Focus on reproducibility: Implemented in Pyro with a benchmark environment, explicitly addressing the lack of reproducibility in prior works like Functional Causal BO.

Limitations & Future Work¶

Exponential POMPS Enumeration: Complexity grows exponentially with $|\mathbf V|$; while parallelizable, it remains a bottleneck for very large graphs.
Reliance on Prior Causal Knowledge: Assumes the causal graph $G$ is known and correct. Causal discovery is outside the scope.
$O(T^3)$ GP Posterior complexity: High cost for large $T$; lacks discussion on sparse GP or other scalable approximations.
Extreme Noise Sensitivity: Convergence degrades at very high noise levels ($\sigma(\epsilon_Y)=6.25$).
Information Sharing between Scopes: How to share information across different POMPS (e.g., via multitask GPs) without strengthening assumptions remains an open problem.

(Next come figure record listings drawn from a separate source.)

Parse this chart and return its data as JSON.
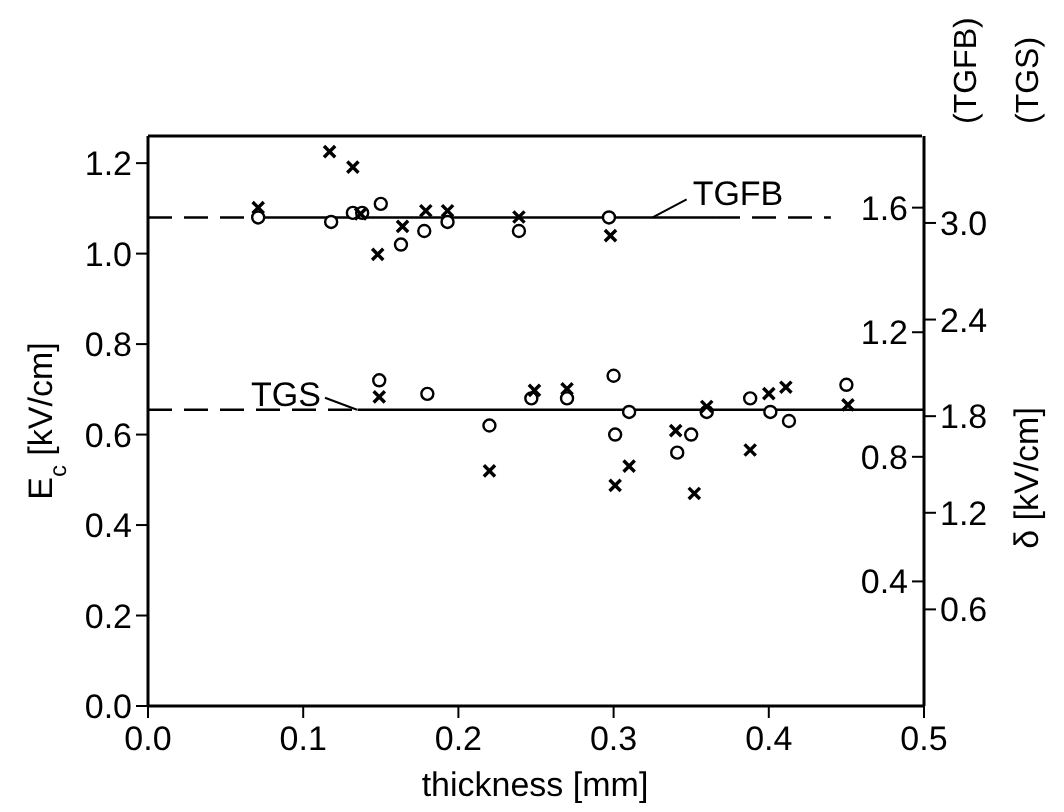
{
  "chart_data": {
    "type": "scatter",
    "xlabel": "thickness [mm]",
    "ylabel": "E$_{c}$ [kV/cm]",
    "y2label": "(TGFB)",
    "y3label": "(TGS)",
    "annotations": [
      {
        "text": "TGFB",
        "x": 0.326,
        "y": 1.08
      },
      {
        "text": "TGS",
        "x": 0.135,
        "y": 0.655
      },
      "δ [kV/cm]"
    ],
    "xlim": [
      0,
      0.5
    ],
    "xticks": [
      {
        "value": 0,
        "label": "0.0"
      },
      {
        "value": 0.1,
        "label": "0.1"
      },
      {
        "value": 0.2,
        "label": "0.2"
      },
      {
        "value": 0.3,
        "label": "0.3"
      },
      {
        "value": 0.4,
        "label": "0.4"
      },
      {
        "value": 0.5,
        "label": "0.5"
      }
    ],
    "ylim": [
      0,
      1.26
    ],
    "yticks": [
      {
        "value": 0,
        "label": "0.0"
      },
      0.2,
      0.4,
      0.6,
      0.8,
      {
        "value": 1,
        "label": "1.0"
      },
      1.2
    ],
    "y2lim": [
      0,
      1.83
    ],
    "y2ticks": [
      0.4,
      0.8,
      1.2,
      1.6
    ],
    "y3lim": [
      0,
      3.54
    ],
    "y3ticks": [
      0.6,
      1.2,
      1.8,
      2.4,
      {
        "value": 3,
        "label": "3.0"
      }
    ],
    "grid": false,
    "legend": false,
    "series": [
      {
        "marker": "circle",
        "color": "#000000",
        "x": [
          0.071,
          0.118,
          0.132,
          0.138,
          0.15,
          0.163,
          0.178,
          0.193,
          0.239,
          0.297
        ],
        "values": [
          1.08,
          1.07,
          1.09,
          1.09,
          1.11,
          1.02,
          1.05,
          1.07,
          1.05,
          1.08
        ]
      },
      {
        "marker": "cross",
        "color": "#000000",
        "axis": "y2",
        "x": [
          0.071,
          0.117,
          0.132,
          0.137,
          0.148,
          0.164,
          0.179,
          0.193,
          0.239,
          0.298
        ],
        "values": [
          1.6,
          1.78,
          1.73,
          1.58,
          1.45,
          1.54,
          1.59,
          1.59,
          1.57,
          1.51
        ]
      },
      {
        "marker": "circle",
        "color": "#000000",
        "x": [
          0.149,
          0.18,
          0.22,
          0.247,
          0.27,
          0.3,
          0.301,
          0.31,
          0.341,
          0.35,
          0.36,
          0.388,
          0.401,
          0.413,
          0.45
        ],
        "values": [
          0.72,
          0.69,
          0.62,
          0.68,
          0.68,
          0.73,
          0.6,
          0.65,
          0.56,
          0.6,
          0.65,
          0.68,
          0.65,
          0.63,
          0.71
        ]
      },
      {
        "marker": "cross",
        "color": "#000000",
        "axis": "y3",
        "x": [
          0.149,
          0.22,
          0.249,
          0.27,
          0.301,
          0.31,
          0.34,
          0.352,
          0.36,
          0.388,
          0.4,
          0.411,
          0.451
        ],
        "values": [
          1.92,
          1.46,
          1.96,
          1.97,
          1.37,
          1.49,
          1.71,
          1.32,
          1.86,
          1.59,
          1.94,
          1.98,
          1.87
        ]
      },
      {
        "type": "line",
        "line_style": "solid",
        "color": "#000000",
        "x": [
          0.07,
          0.366
        ],
        "values": [
          1.08,
          1.08
        ]
      },
      {
        "type": "line",
        "line_style": "dashed",
        "color": "#000000",
        "x": [
          0,
          0.07,
          0.2,
          0.366,
          0.44
        ],
        "values": [
          1.08,
          1.08,
          null,
          1.08,
          1.08
        ]
      },
      {
        "type": "line",
        "line_style": "dashed",
        "color": "#000000",
        "x": [
          0,
          0.135
        ],
        "values": [
          0.655,
          0.655
        ]
      },
      {
        "type": "line",
        "line_style": "solid",
        "color": "#000000",
        "x": [
          0.135,
          0.5
        ],
        "values": [
          0.655,
          0.655
        ]
      }
    ]
  }
}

vs Causal BO: CaBO marginalizes context; CoCa-BO explicitly utilizes it and fixes the instability of acquisition-based selection.
vs Contextual BO: CoBO uses fixed scopes; CoCa-BO searches over POMPS to avoid suboptimality.
vs Functional Causal BO: Avoids finite RKHS expansions and provides a specified, reproducible implementation with theoretical guarantees.
vs Model-Based Causal BO: Provides better scaling by utilizing POMPS to reduce the search space compared to assuming additive noise SCMs.

Rating¶

Novelty: ⭐⭐⭐⭐⭐ Unifies causal scope selection and contextual BO with the first comprehensive regret bound.
Experimental Thoroughness: ⭐⭐⭐⭐ Solid validation across diverse configurations and noise levels, though environments are relatively small.
Writing Quality: ⭐⭐⭐⭐⭐ Excellent motivation using counter-examples; builds logic rigorously from definitions to theorems.
Value: ⭐⭐⭐⭐ Strong theoretical and practical framework for causal-contextual decision making.